O Astrágalo - Anne-Caroline Pandolfo e Terkel Risbjerg

"... o fio tecido entre ele e eu desde aquela noite no meio das árvores ir-se-ia consolidando e enrolando, ele, eu... ele, eu... ele, eu... Pela primeira vez, não me apetece saber logo o final, nem sequer a continuação, desta aventura. Este minuto é verdadeiro e vivo, e estico.o pela eternidade..."
'O Astrágalo', Anne-Caroline Pandolfo e Terkel Risbjerg

Surpresa irresistível na Amadora BD 2016 que me fez voltar a olhar para esta história, depois da adaptação cinematográfica, e ganhar amor a este relato tão humano, intimista e apaixonado da vida da autora Albertine Sarrazin. 
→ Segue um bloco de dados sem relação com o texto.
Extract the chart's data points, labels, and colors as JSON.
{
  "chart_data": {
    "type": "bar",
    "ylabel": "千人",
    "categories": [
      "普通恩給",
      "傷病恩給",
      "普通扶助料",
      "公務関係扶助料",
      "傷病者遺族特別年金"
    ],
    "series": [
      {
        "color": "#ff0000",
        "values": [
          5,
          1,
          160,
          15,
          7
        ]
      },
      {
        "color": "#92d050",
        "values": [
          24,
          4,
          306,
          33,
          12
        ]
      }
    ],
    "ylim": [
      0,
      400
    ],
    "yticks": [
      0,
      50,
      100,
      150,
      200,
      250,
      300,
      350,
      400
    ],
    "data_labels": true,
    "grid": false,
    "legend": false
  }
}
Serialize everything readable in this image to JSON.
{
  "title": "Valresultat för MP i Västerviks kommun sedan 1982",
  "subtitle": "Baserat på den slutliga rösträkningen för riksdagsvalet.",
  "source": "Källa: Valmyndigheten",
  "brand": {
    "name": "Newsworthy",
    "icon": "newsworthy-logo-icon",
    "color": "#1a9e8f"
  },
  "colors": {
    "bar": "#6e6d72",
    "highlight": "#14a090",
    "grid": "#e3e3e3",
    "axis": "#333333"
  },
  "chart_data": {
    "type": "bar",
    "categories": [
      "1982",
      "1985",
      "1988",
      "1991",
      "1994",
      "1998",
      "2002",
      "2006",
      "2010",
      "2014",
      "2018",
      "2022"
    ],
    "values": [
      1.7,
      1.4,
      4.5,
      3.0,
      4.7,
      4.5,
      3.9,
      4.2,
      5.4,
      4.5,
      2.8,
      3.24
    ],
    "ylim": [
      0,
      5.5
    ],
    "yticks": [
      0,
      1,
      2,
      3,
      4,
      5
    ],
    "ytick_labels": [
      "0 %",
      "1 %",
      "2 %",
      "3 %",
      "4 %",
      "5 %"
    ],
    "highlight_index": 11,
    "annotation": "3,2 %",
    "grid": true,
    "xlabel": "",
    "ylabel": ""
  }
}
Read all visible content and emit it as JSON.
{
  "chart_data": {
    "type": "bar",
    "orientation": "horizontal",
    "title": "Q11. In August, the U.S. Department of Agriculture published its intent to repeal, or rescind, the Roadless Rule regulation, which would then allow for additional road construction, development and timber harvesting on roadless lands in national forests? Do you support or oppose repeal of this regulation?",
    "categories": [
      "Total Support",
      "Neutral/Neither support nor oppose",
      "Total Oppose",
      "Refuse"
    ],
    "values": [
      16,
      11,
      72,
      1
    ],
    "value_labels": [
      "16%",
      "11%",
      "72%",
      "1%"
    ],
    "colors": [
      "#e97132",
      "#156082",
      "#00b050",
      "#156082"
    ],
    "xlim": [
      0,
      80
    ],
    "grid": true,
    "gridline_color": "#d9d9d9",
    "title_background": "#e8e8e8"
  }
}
Anne é uma rapariga de 19 anos que parte um osso do tornozelo chamado astrágalo, ao saltar a parede da prisão onde está presa por assalto. É salva por Julien, um ladrão como ela, e vai esconder-se, sofrer, rebelar-se, fugir constantemente. Mas nada lhe importa: está loucamente apaixonada por Julien. São jovens fugitivos, livres na sua vida de crime e selvagens. Qual será o preço da liberdade nesta história de amor?

'O Astrágalo', o osso partido que impede Anne de andar e viver sozinha, de ser livre e independente, é o único título possível para esta sua aventura após a fuga da prisão. Julien ajuda-a a fugir, a receber todos os cuidados necessários e a descansar, deixando-a em casa de amigos e conhecidos, levando-a a conhecer personagens inimagináveis que a fazem desesperar por não poder ter a sua vida normal.


É por isso a história de uma menina-mulher em fuga, contada na primeira pessoa; da dor física da sua recuperação e da dor ainda maior de ser um encargo para todos. Mas sobretudo do seu sofrimento perante os longos períodos sem ver Julien, pela impossibilidade de saber se ele sente o mesmo que ela. Ela, que antes de tudo isto - do maldito osso quebrado - vivera uma paixão enorme por Rolande, uma colega da prisão, que deseja rever depois do pesadelo em que a sua vida, de certa forma, se tornou.

Mas Julien está sempre lá, desde aquele momento em que a encontrou à beira da estrada, magoada, e a levou de volta à vida. Com ele sente-se inteira, capaz de tudo, numa liberdade eterna. Não há prisão física que a separe do amor que sente por este homem igual a ela, ladrão como ela, que tudo faz para sobreviver numa sociedade autoritária do pós-guerra em França.

E Anne escarrapacha esta sua liberdade interior na cara de todos. Ou melhor, Albertine fê-lo, antes do Maio de 68 e com toda a garra dos seus 19 anos na altura. Vivera o seu romance com Rolande, prostituira-se, procurara ajudar Julien na sua vida criminosa. Sempre inconformista, sempre ousada, sempre uma sobrevivente.


O romance de Albertine Sarrazin será certamente ainda mais tocante, trata-se afinal de uma semi-autobiografia. O que os autores concretizam nesta banda desenhada é dar uma dimensão ainda mais visual à aventura de Anne e Julien, com um traço muito simples, que joga muito bem com o preto e o branco nos desenhos e nos vários momentos da história. A beleza de cada ilustração, o contraste entre o dia e a noite, a intensidade dramática dos encontros de Anne - tudo isso é brilhantemente descrito entre a adaptação das palavras e o que nos é mostrado em imagens.

Há uma força muito grande nesta história, quase inexplicável, que nos puxa do início ao fim e nos emociona no final surpreendente, que gostaríamos de não ter de presenciar. Porque eles são ladrões, criminosos, mas a sua paixão e a sua liberdade impelem-nos constantemente para eles, fazem-nos simpatizar com a sua dor, a sua força, a sua rebeldia; o seu amor.

É talvez das histórias de amor mais estranhas e livres da história da literatura, e ainda assim das mais bonitas. Em novela gráfica, só sentimos de forma ainda mais intensa e íntima o seu significado.